The amendment to the Regulations of the People’s Republic of China on Import and Export of Technology in 2019 has deleted the passage reading that “where the assignee of a technology import contract uses the technology provided by the assignor in accordance with the contract but infringes the lawful rights and interests of the other parties, the assignor shall be held liable”, further indicating the principle of contractual autonomy.
Thus, the receiver of the technology should make all efforts to ensure that it is explicitly agreed in the contract that liability for compensation due to alleged infringement of the technology is borne by its provider.
3. Suggestion Two: Request FTO report from product or technology provider
Under certain circumstances, the receiver of the product or technology may ask the provider to produce a Freedom To Operate (FTO) report to prove that the product or technology does not infringe, and to reduce the risk of alleged infringement during the course of transaction. FTO reports are time-sensitive, however, so attention should be paid to the date of the completion of the report and also to its scope, etc.
4. Suggestion Three: Request infringement analysis from product or technology provider
The receiver of the product or technology may have traded with one or several product or technology providers (“prior providers”) for some time, and there may be new product or technology providers (“later providers”) in future, who are able to provide a product or technology of the same quality for a lower price.

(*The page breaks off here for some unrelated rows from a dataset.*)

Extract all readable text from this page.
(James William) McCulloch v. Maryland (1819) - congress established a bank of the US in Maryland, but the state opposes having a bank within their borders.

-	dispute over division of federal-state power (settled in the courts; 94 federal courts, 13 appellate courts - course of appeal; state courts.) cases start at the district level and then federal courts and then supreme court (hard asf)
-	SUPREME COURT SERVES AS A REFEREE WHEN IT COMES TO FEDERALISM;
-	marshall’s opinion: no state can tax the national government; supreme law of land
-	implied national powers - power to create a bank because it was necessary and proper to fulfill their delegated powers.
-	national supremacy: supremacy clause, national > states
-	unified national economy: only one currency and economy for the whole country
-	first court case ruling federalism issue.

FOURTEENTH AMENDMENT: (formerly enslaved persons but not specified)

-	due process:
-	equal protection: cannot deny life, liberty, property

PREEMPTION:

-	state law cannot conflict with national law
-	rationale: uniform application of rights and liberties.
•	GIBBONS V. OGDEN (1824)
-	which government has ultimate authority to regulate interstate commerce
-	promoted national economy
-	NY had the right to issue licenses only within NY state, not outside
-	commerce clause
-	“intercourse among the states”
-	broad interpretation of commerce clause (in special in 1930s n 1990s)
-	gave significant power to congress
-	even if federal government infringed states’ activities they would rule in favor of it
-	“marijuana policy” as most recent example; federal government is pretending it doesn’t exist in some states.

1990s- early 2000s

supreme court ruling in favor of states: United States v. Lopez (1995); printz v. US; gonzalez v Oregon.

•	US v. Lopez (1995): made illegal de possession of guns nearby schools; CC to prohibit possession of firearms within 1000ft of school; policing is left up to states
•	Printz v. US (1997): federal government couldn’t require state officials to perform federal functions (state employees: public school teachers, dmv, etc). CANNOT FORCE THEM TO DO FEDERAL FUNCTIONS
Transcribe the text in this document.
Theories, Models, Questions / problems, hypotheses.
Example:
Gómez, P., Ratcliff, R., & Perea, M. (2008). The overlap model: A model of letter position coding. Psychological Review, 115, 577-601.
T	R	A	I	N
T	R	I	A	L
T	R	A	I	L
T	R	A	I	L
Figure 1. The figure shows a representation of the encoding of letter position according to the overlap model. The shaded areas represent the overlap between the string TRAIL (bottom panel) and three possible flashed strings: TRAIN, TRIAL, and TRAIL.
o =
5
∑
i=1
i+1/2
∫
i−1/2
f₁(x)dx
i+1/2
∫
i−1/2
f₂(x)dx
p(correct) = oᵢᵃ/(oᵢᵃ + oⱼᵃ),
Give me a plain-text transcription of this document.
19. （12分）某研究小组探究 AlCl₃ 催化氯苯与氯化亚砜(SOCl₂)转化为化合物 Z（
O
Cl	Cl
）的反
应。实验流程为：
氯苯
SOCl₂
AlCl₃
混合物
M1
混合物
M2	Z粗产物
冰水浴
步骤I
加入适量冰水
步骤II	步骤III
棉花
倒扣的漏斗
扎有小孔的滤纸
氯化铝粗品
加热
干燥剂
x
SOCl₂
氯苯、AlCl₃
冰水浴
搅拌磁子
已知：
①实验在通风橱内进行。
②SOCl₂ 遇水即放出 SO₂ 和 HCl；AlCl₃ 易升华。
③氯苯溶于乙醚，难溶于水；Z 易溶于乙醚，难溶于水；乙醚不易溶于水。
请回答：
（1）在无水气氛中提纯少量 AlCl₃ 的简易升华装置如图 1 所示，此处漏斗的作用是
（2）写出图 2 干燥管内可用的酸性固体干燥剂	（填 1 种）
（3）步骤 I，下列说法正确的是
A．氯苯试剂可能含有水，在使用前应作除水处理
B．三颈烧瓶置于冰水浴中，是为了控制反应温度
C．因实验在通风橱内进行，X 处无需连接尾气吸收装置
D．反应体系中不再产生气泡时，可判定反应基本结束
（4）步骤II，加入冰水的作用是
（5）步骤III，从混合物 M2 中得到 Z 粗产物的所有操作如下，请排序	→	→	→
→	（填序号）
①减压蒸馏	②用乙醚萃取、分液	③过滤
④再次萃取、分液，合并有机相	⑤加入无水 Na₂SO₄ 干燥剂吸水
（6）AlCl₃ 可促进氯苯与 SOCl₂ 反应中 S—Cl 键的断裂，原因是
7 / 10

In this case, and prior to any transaction with the later provider, the receiver may request the later provider produce an infringement analysis of its product in relation to the earlier provider’s associated patent, or request that the later provider provide the product so that the receiver can appoint a professional agency to conduct an infringement analysis at the later provider’s expense. In doing so, the receiver should either have knowledge of the relevant patents of the prior provider, or ensure that the prior provider discloses to them the relevant patents corresponding to the product or technology in question.
It is worth noting that only the subjective element of good faith without intention to infringe or gross negligence – i.e. not knowing and not presumed to have known – can be upheld through recourse to an FTO report or non-infringement opinion issued by the provider. An agreement on liability and damages can reduce the negative impact and amount of damages incurred, but it does not completely eliminate the risk of being sued.
Economic globalisation has led to the extremely fast flow of goods. As the “Made in China” brand gradually builds a good reputation in world markets, more foreign companies are willing to accept products and technologies made by Chinese companies.
In this patent infringement dispute between Nippon Steel, Toyota and Baosteel, Toyota claimed that it was not aware of any patent infringement issues before signing its supply agreement with Baosteel, that it had verified with Baosteel whether the materials it was supplying were suspected of any patent infringement, and that it had obtained a written assurance of non-infringement.
However, as a company with global stature, the case inevitably had a negative impact on Toyota. The lesson best drawn from this is that when a company, especially one as well-known as Toyota, is receiver of a product or technology made in China, it must pay greater attention to pre-transaction due diligence, and also conduct more rigorous assessments.